The rollout concurrency defines the maximum number of Metrictank deployments that may have pods in a non-ready state at the same time during a deployment. The default value is 2, so for example in a typical scenario with 4 read Metrictank deployments it would first update the ones with id 0 and 1, and then it would wait until all the pods of at least one of them are ready again before it continues updating more deployments. Once all the read Metrictanks have been updated, it does the same with the write ones. That way the rollout is slower, but it consumes less temporary resources on the Kubernetes cluster and it puts less load on Kafka. Every time a new Metrictank starts up it needs tor replay its backlog from Kafka, so if all Metrictank deployments would get updated at once, this could overload Kafka and slow down the data ingestion.

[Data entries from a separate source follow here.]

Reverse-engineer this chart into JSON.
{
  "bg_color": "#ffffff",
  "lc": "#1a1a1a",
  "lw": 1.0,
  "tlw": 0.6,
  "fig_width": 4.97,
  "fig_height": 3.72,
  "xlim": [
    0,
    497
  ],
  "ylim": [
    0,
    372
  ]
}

Every instance configuration has a property called rolloutConcurrency, by default it gets set to 2. When updating an instance this property can be set to control the trade off between speed of deployment and smoothing the spike on the resource usage of Kafka and the whole Kubernetes cluster. The property is documented here

Partitioning policy

Each Metrictank handles multiple partitions. Partition assignment to Metrictanks is defined by the partitioning policy chosen for the instance.

A partitioning policy can choose to ignore the number of read/write Metrictank deployments requested via NODES_METRICTANK_READ/NODES_METRICTANK_WRITE.

Available partitioning policies are:

ConstantWithNoOverlap

OptionExplanationMandatory
partitionsPerReadernumber of partitions per metrictank read deploymentyes
partitionsPerWriternumber of partitions per metrictank write deploymentyes
replicationFactorfor each partition, number of read deployments containing ityes

By default, the ConstantWithNoOverlap policy is used with 8 partitions per Metrictank read and write deployment and a replicationFactor set to 2, only affecting read deployments, to achieve high availability.